Smyrna Antik Kenti'nin 2 bin yıllık su kanalları halen ilk günkü gibi çalışıyor. İzmir Katip Çelebi Üniversitesi Türk-İslam Arkeolojisi Bölümü Öğretim Üyesi ve Smyrna Antik Kenti Kazı Heyeti Başkanı Prof. Dr. Akın Ersoy, "Kanaldaki suyu Smyrna Agorası'nın çimlerinin sulanması için kullanıyoruz. Kent içindeki park ve bahçelerin sulanması için de bu suyu veriyoruz" dedi.
Unesco mirası
İzmir merkezindeki en büyük antik dönem agoralarından biri Smyrna Agorası ile Akdeniz'in en büyük tiyatrolarından biri olan Smyrna Tiyatrosu, çalışmalarla gün yüzüne çıkarılıyor. Kadifekale'den Kemeraltı'na kadar uzanan ve Büyük İskender tarafından 193 hektarlık alanda kurulan kentte gerçekleştirilen arkeolojik kazılarda, Helenistik Dönem'den Geç Osmanlı Dönemi'ne kadar olan tarihsel sürece ait binlerce obje keşfediliyor. UNESCO tarafından 2020 yılında 'İzmir Tarihi Liman Kenti' adıyla oluşturulan miras alanının bir parçası olarak Dünya Mirası Geçici Listesi'ne dahil edilen alandaki Smyrna Antik Kenti'nde yapılan kazılarda, milattan sonra 1'inci ila milattan sonra 4'üncü yüzyıl arasına ait kase, tabak, leğen, süzgeç, kandil, testi, dokuma ağırlıkları, tabak ve kapaklar gibi Roma Dönemi'ne ait mutfak ve ev aletleri bulundu.

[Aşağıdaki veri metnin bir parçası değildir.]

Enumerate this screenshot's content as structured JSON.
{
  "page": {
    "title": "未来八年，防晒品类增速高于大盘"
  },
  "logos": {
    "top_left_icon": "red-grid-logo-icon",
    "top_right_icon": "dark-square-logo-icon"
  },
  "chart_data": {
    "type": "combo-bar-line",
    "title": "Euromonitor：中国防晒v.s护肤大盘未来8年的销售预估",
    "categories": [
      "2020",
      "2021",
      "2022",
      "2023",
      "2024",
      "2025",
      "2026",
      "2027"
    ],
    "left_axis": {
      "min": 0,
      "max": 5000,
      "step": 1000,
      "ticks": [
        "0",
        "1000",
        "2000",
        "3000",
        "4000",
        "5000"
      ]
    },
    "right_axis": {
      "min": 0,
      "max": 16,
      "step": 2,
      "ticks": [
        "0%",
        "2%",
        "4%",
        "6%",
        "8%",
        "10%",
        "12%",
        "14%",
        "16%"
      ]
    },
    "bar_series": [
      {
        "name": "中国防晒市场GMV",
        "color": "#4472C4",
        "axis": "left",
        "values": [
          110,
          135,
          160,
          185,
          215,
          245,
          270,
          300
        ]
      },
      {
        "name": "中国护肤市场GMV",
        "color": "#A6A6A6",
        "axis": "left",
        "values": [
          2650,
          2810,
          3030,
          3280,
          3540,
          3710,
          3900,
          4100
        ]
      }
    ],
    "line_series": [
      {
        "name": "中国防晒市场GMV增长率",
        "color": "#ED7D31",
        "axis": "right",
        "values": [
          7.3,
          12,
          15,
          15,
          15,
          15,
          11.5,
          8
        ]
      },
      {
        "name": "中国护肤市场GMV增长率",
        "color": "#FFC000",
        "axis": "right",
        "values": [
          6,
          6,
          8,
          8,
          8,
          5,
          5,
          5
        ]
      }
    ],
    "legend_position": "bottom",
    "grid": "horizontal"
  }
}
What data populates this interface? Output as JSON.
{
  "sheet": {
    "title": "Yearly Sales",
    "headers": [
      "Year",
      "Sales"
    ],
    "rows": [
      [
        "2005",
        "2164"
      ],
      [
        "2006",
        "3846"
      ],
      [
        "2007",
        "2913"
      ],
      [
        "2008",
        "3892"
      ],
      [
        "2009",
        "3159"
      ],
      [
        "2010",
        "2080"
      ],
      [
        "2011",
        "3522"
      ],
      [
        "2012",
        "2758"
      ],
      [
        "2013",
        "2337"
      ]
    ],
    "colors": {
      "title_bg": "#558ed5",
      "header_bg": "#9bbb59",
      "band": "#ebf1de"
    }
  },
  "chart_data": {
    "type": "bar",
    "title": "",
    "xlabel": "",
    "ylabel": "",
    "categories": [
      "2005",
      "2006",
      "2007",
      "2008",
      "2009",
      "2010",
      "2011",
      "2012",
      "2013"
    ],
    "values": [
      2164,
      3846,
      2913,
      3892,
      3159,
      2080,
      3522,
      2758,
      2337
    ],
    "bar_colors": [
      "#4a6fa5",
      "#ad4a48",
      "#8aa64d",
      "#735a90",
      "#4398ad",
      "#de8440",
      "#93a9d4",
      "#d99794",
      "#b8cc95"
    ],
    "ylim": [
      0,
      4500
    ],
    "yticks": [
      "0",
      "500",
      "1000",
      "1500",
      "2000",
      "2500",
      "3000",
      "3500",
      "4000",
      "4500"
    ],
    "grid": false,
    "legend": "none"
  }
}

Smyrna adı nereden geliyor?
Günümüzde İzmir olarak kullanılan isim, Smyrna kelimesinin dönüşmüş biçimi olarak biliniyor. Smyrna kelimesinin daha erken biçimlerinin Smira, Lesmira, Zmirra, İsmira, Samorna veya Smurna olduğu da iddia edilmektedir. Smyrna kelimesinin kullanılmasında, kentin kurulduğu yerin yakınında bir kutsal alanın bulunmasının etkili olduğu sanılmaktadır. Bu kutsal alanın, Halkapınar kaynağı ve bu kaynağın oluşturduğu gölcük olduğu iddia edilmektedir. Smyrna ve İzmir adının, Ana Tanrıça Kaynağı veya Gölcüğü veya en azından Ana Tanrıça ve Kutsal Ana anlamlarıyla ilgili olduğu düşünülmektedir. Sözcüğün büyük olasılıkla Hitit kökenli olması üzerinde duruluyor.